Llevamos un día encerrados con el enemigo y mañana se nos hará el antígeno oficial a todos. Me paseo de la habitación al dormitorio al baño al salón y me chequeo en silencio. Mido la escala de mi dolor de espalda, de cabeza, mi deshuese general. El problema lo tengo con la comparativa, ¿cuál es mi estado basal? ¿Cuánto tiempo hace que estoy cansada y dolorida? A partir de los cuarenta mejor no anotar los cambios porque todo viene para quedarse.
Andamos por casa taciturnos y callados. Nadie se libra de estar hipervigilante. Nadie habla de ello. Se siente el advenimiento de un temporal, lluvias localmente fuertes con gran aparato eléctrico, lo que ahora se anuncia como Dana. Arriamos la mayor e izamos el tormentín, recogemos escota. “¿Y esa tos? ¿Quién ha tosido?”, pregunta Rafa desde el pasillo, allí donde todos pueden oírle desde sus habitaciones. Es tan voluble. Le he visto pasar por todos los estados de ánimo desde ayer. En adelante lo nombraré Albert, por Albert Camus. Como él, tiene una gabardina beis y un empeño profundo en que el mundo sea un lugar mejor. Manuel Vilas les pone nombre de músicos a los suyos. En Ordesa, la novela que me acompaña estos días, su familia cubre a los grandes compositores. Vilas es muy honesto con la desdicha de vivir, con el gran desatino de intentarlo. Está muy deprimido pero me consuela. Me baja la fiebre, aunque aún no la tenga. Ilustra muy bien el enorme malentendido de la familia, la crueldad sin filtros que se ejerce cuando se es hijo. También los nuestros nos han maltratado sin querer. Se han movido con su pandilla por la urbanización de verano y han traído el bicho pero, ¿qué no le hicimos nosotros a nuestros padres? ¿Acaso fuimos mejores? Se lo razono a Albert cuando se queja. Habla del desacato, pero no sabe aún dónde colocar la culpa, le pasa lo mismo que a mí. Hizo todo bien hasta el segundo verano de pandemia y ahora paga por ser padre de dos chavales adolescentes. Escucho su lamento y dejo que pase volando por todos los humores. Él es así. Un tirabuzón de serpentina que enfila el suelo. Domina la caída en vertical. Ayer a última hora quería abrir una botella de vino, “ya que estamos aquí esperando a la muerte”.

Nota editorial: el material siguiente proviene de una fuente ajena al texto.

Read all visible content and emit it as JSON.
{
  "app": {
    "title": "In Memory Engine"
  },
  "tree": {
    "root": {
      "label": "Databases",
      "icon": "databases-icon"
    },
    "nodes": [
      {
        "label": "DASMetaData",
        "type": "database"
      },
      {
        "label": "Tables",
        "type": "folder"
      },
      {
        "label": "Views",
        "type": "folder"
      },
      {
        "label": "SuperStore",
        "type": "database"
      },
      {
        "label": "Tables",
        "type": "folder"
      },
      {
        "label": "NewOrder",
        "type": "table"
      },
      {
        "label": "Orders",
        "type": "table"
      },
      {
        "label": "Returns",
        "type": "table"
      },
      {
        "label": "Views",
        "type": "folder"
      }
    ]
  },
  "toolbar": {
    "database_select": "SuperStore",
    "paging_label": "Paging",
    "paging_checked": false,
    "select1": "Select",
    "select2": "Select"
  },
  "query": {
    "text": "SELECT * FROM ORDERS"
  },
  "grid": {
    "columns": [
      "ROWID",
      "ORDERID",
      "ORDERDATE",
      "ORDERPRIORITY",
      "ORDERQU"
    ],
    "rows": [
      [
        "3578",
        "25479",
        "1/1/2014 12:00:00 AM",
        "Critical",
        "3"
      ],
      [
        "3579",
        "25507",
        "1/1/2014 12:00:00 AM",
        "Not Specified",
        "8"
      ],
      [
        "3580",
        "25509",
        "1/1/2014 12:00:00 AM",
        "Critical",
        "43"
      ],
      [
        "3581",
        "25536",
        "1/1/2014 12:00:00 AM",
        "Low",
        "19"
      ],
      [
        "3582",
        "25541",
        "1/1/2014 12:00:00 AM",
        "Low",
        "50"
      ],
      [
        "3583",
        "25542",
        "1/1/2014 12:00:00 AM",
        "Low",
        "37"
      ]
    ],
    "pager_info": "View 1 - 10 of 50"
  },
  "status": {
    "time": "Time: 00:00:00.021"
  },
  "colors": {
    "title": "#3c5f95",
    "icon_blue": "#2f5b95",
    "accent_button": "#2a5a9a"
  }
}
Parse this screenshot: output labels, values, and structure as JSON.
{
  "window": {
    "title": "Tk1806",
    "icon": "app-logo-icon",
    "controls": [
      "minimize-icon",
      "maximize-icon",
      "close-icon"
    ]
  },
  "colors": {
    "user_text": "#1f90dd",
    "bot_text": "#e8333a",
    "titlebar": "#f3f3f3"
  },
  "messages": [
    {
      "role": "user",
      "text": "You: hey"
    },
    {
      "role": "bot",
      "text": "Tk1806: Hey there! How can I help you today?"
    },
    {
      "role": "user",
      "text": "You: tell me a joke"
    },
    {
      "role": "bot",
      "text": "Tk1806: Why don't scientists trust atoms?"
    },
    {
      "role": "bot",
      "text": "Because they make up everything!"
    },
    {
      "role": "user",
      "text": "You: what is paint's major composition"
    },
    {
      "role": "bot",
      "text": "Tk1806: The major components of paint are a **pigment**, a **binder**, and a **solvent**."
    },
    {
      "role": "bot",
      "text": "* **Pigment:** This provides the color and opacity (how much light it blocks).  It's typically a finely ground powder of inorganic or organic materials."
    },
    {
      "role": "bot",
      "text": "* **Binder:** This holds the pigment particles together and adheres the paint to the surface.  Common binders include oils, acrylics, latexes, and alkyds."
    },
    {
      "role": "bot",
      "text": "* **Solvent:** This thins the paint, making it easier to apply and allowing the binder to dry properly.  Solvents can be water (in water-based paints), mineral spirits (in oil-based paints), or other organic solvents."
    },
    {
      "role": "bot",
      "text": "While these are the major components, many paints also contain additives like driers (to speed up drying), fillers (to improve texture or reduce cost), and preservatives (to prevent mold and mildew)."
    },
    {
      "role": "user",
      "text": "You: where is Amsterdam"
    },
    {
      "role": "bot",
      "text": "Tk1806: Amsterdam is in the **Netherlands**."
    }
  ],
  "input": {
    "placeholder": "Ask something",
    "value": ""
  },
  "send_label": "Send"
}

La única que queda sin hacerse la prueba de la farmacia soy yo. No me fío. Por algo exigen que se haga en un centro de salud. Quiero que dure mi condición de Contacto, que no Caso, y alargar el privilegio de ir de aquí para allá, bajar a la perra guardando distancia, pasar por el súper cuando no haya nadie, por la farmacia. Ser su cordón umbilical, abastecerlos, arroparlos con delicadeza, reinar en la cocina con el arrullo de los sobres efervescentes. En la caja de Consum, vacío un carro mínimo para dos días porque aún pueden ser sólo dos días. Invento los plazos, me agarro a la fe. Pero fijo los ojos en la cinta transportadora y descubro que cada carro que aterriza allí cuenta una historia. Algunas son de esperanza, otras de soledad o culpa. Me fijo en la mujer delante de mí e imagino a sus hijos rollizos: panceta, hamburguesas, chips y una bolsa de brotes prelavados. ¿Para qué los brotes?, ¿por la mala conciencia? Dios, qué culpable me siento desde que recibí aquél whatsapp. Llevo varios días flagelándome a gusto. Siento una hermandad irresistible con los culposos del mundo.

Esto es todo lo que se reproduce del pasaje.